Rodents are the mainstay diet of captive snakes. Feeding regimens should be based on the condition of each individual animal, so exact recommendations are difficult. But as a general rule:
- From hatching to 1 to 1-1/2 years of age, gradually go from one mouse every 4–5 days to two mice every 4–5 days.
- From approximately 1 to 3 years of age, switch to rats and gradually increase from one rat every 5–7 days to two rats every 5–7 days.
- As the snake grows larger, you may feed one or two small rabbits every 7–10 days. Increase to larger rabbit(s) as the snake’s size warrants.
Please keep in mind that these are only guidelines and individuals should be treated as such and fed accordingly. It is also important to realize there can be considerable size variation between species and individuals. Feed prey items that are approximately the size of the snake’s largest diameter. It is better to feed two smaller rodents as opposed to one that is too large. It is usually recommended to feed dead prey instead of live prey to help prevent injury to the snake and lessen the suffering of the prey. If live prey is offered and not eaten in a short period time, it must be removed in order to prevent its feeding upon the snake. Never leave live prey in with your snake without watching for it to be eaten, as serious, deep, and life-threatening wounds can be created by most rodents biting along the snake’s back. It is also recommended to feed freshly killed prey so the vitamins it contains within the digestive tract don’t diminish and are utilized by the snake. It is feasible to freeze freshly killed prey, and then thaw just prior to feeding. Vitamin and mineral supplementation is typically not necessary.

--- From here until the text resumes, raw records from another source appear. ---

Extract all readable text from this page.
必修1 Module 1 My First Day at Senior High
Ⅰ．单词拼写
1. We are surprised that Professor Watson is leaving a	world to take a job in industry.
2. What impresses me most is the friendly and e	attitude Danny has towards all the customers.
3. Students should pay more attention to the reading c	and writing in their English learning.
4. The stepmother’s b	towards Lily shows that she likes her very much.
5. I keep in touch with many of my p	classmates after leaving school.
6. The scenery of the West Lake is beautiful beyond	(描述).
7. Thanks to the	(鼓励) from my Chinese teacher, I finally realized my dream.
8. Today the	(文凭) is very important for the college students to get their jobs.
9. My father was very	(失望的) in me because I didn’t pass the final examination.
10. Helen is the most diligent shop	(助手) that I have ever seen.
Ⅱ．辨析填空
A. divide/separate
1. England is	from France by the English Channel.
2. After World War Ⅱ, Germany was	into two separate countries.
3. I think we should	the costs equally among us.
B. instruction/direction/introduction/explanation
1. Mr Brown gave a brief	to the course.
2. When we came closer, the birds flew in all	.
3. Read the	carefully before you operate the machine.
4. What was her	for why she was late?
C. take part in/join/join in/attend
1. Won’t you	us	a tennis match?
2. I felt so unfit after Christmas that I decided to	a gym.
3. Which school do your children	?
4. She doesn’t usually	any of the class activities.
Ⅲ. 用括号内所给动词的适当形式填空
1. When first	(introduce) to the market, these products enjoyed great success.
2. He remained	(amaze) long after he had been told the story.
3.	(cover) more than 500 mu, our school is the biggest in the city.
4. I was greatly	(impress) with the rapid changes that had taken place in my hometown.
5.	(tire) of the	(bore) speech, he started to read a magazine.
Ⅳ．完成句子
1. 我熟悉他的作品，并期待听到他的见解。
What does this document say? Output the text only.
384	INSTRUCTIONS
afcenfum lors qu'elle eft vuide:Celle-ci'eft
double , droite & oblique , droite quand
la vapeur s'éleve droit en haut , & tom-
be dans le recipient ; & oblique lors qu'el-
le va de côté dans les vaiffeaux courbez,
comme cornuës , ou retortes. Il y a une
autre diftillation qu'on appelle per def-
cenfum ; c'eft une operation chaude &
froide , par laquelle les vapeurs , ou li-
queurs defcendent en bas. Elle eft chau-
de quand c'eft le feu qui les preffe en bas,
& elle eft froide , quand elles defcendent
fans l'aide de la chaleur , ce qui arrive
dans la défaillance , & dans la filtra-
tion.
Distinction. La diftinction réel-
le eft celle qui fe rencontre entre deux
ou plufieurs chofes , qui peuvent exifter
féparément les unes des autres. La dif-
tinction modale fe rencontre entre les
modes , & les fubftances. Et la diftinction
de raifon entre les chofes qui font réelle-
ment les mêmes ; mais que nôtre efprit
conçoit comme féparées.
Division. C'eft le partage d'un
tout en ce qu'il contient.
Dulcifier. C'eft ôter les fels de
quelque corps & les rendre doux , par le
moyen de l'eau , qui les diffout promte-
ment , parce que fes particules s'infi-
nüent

Feeding can be somewhat risky and care must be taken to avoid injury. Snakes attack prey based largely by sense of smell. For this reason, don’t handle prey items and then stick your hands in front of the snake. This is asking to be bitten. Before offering prey, make sure you know where the snake is in the enclosure. If the snake is near the door, move it out of the way with a snake stick. When the snake is safely out of striking distance, place the prey in the cage with tongs or toss it to an appropriate area of the cage. Take these same precautions when removing uneaten prey. A board or other suitable shield can be placed between you and the snake when introducing or removing prey. It is best to interact with the animal at other times other than just feeding so it doesn’t automatically associate attention with a meal. When dealing with larger snakes, it is advisable to have someone nearby or at least within calling distance in case of emergency.
Certain diseases are commonly seen in these animals; therefore, with any newly acquired snake an examination by a qualified veterinarian is warranted. This exam includes checking a fecal sample for the presence of intestinal parasites, so please plan on bringing a sample of fresh feces when you make your appointment.
Following the guidelines outlined above will help ensure a mutually beneficial relationship between you and your snake. Together, we can dispel myths and fears about these fascinating creatures of beauty and intrigue.